Identity Graph in AdTech
Introduction
Graph databases can be useful in many AdTech use cases, especially those related to identity mapping and user profiles. Because graph databases can quickly retrieve transitive records or traverse the whole graph, they can be an attractive option for lookalike modeling, behavior analysis, and user profile building with all user IDs, devices, and interests. Graph databases offer more advanced query functionality over high-speed key–value stores and can handle AdTech workloads as long as you manage write latency.
Graph are good for Identity-related use cases
One interesting capability enabled by graph databases is the ability to perform nontraditional multistep lookups, which can be useful for ID mapping and GDPR-like privacy use cases. For example, if you get a stream of ID mapping pairs between email hashes to device IDs and email hashes to something else, then graph databases will allow you to query data in an ad hoc direction—in this example, you can query to get all device IDs by a list of email hashes. This capability is also very useful for privacy use cases, when users may ask to show all of their information but provide only one ID, or when users ask to delete profiles completely by providing only one or a few IDs, like an email address or a phone number.
Graph query capabilities are also useful for fraud detection in AdTech; they may help you to analyze a connection between devices, users, clicks, and IP addresses and see any unusual patterns or detect a cluster of bots. Or, if you have a database of bots’ IP addresses, you can retrieve and mark all activity related to those IP addresses, like impressions, clicks, and users, as potential fraud.
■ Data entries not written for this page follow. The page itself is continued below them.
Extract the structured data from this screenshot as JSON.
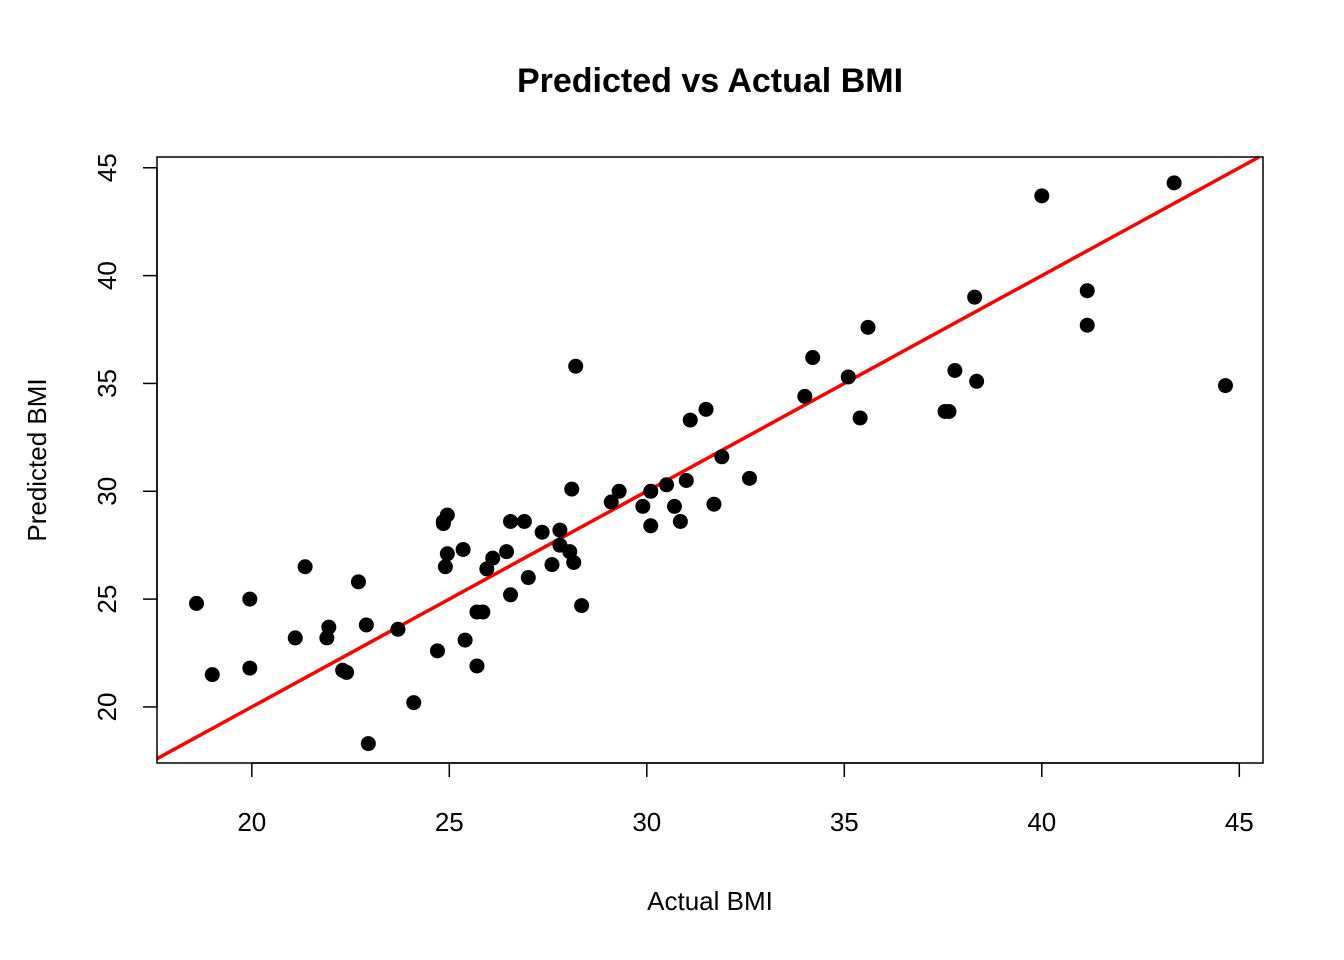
{
  "chart_data": {
    "type": "scatter",
    "title": "Predicted vs Actual BMI",
    "xlabel": "Actual BMI",
    "ylabel": "Predicted BMI",
    "xlim": [
      17.6,
      45.6
    ],
    "ylim": [
      17.4,
      45.5
    ],
    "xticks": [
      20,
      25,
      30,
      35,
      40,
      45
    ],
    "yticks": [
      20,
      25,
      30,
      35,
      40,
      45
    ],
    "grid": false,
    "point_color": "#000000",
    "reference_line": {
      "slope": 1,
      "intercept": 0,
      "color": "#ff0000"
    },
    "points": [
      [
        18.6,
        24.8
      ],
      [
        19.0,
        21.5
      ],
      [
        19.95,
        25.0
      ],
      [
        19.95,
        21.8
      ],
      [
        21.1,
        23.2
      ],
      [
        21.35,
        26.5
      ],
      [
        21.9,
        23.2
      ],
      [
        21.95,
        23.7
      ],
      [
        22.3,
        21.7
      ],
      [
        22.4,
        21.6
      ],
      [
        22.7,
        25.8
      ],
      [
        22.9,
        23.8
      ],
      [
        22.95,
        18.3
      ],
      [
        23.7,
        23.6
      ],
      [
        24.1,
        20.2
      ],
      [
        24.7,
        22.6
      ],
      [
        24.85,
        28.5
      ],
      [
        24.85,
        28.6
      ],
      [
        24.95,
        28.9
      ],
      [
        24.9,
        26.5
      ],
      [
        24.95,
        27.1
      ],
      [
        25.35,
        27.3
      ],
      [
        25.4,
        23.1
      ],
      [
        25.7,
        24.4
      ],
      [
        25.85,
        24.4
      ],
      [
        25.7,
        21.9
      ],
      [
        25.95,
        26.4
      ],
      [
        26.1,
        26.9
      ],
      [
        26.45,
        27.2
      ],
      [
        26.55,
        28.6
      ],
      [
        26.55,
        25.2
      ],
      [
        26.9,
        28.6
      ],
      [
        27.0,
        26.0
      ],
      [
        27.35,
        28.1
      ],
      [
        27.6,
        26.6
      ],
      [
        27.8,
        28.2
      ],
      [
        27.8,
        27.5
      ],
      [
        28.05,
        27.2
      ],
      [
        28.1,
        30.1
      ],
      [
        28.15,
        26.7
      ],
      [
        28.2,
        35.8
      ],
      [
        28.35,
        24.7
      ],
      [
        29.1,
        29.5
      ],
      [
        29.3,
        30.0
      ],
      [
        29.9,
        29.3
      ],
      [
        30.1,
        30.0
      ],
      [
        30.1,
        28.4
      ],
      [
        30.5,
        30.3
      ],
      [
        30.7,
        29.3
      ],
      [
        30.85,
        28.6
      ],
      [
        31.0,
        30.5
      ],
      [
        31.1,
        33.3
      ],
      [
        31.5,
        33.8
      ],
      [
        31.7,
        29.4
      ],
      [
        31.9,
        31.6
      ],
      [
        32.6,
        30.6
      ],
      [
        34.0,
        34.4
      ],
      [
        34.2,
        36.2
      ],
      [
        35.1,
        35.3
      ],
      [
        35.4,
        33.4
      ],
      [
        35.6,
        37.6
      ],
      [
        37.55,
        33.7
      ],
      [
        37.65,
        33.7
      ],
      [
        37.8,
        35.6
      ],
      [
        38.3,
        39.0
      ],
      [
        38.35,
        35.1
      ],
      [
        40.0,
        43.7
      ],
      [
        41.15,
        39.3
      ],
      [
        41.15,
        37.7
      ],
      [
        43.35,
        44.3
      ],
      [
        44.65,
        34.9
      ]
    ]
  }
}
Write latency is not the strongest attribute of graph databases
The AdTech industry often uses fast key–value or document databases for actions like enriching events in real time, capping budgets and impressions, or using other types of counters. Graph databases have more complex underlying data structures and use different types of indexes to enable quick transitive queries. As a result, the write latency and throughput is much lower compared to key–value databases. We did various comparison tests and repeated write workload tests in graph databases with an attempt to achieve 100,000 record (ID pair) writes per second, having some budget limitation in mind, and we were not able to reach the performance goal within the given budget.
In order to adapt graph databases for AdTech data volumes and latency requirements, one of the techniques we think can help is record buffering so that you can write in batches or in bulk. If we consider identity mapping use cases, it makes sense to deduplicate records prior to writing them into the graph database, because during the ID exchange process, such as cookie matching or other types of tracking, the same ID pair may come into the system multiple times within an hour. In our previous experience, we saw cases when a few weeks’ worth of data was 90% duplicated records.
Cookies depreciation will lower your write throughput expectations
We took the goal of 100,000 records per second from our experience with typical AdTech workloads and customer expectations; however, the majority of such ID mapping traffic is usually made up of pairs of cookies from different partners. Because third-party cookies often have a short life span, the cookie-matching services produce a lot of traffic. With the depreciation of third-party cookies and the adoption of ID systems such as Unified ID 2.0, which eventually will result in more stable and consistent user IDs, the incoming traffic of ID pairs will likely be significantly lower and easier to deduplicate. Wider usage of privacy-preserving ad APIs, such as Chrome’s Google Privacy Sandbox, will also reduce the need to use ID mapping for tracking and conversion attribution use cases, because such APIs cover many AdTech use cases on the side of a user’s browser.
Another idea for reducing the load on an identity graph database is to split ID traffic into geographical regions (countries), which also may be useful for different privacy-law implementations, such as GDPR.
Conclusion
There are challenges in using graph databases for AdTech, especially with write latency and throughput, where batching and deduplication of records may help before writing to a database. If you don’t put its critical path on writes but instead stream later, a graph database such as Aerospike Graph, with its hybrid memory architecture, high performance at scale, and cost efficiency, will be a standout choice for managing large identity datasets within memory and budget limitations.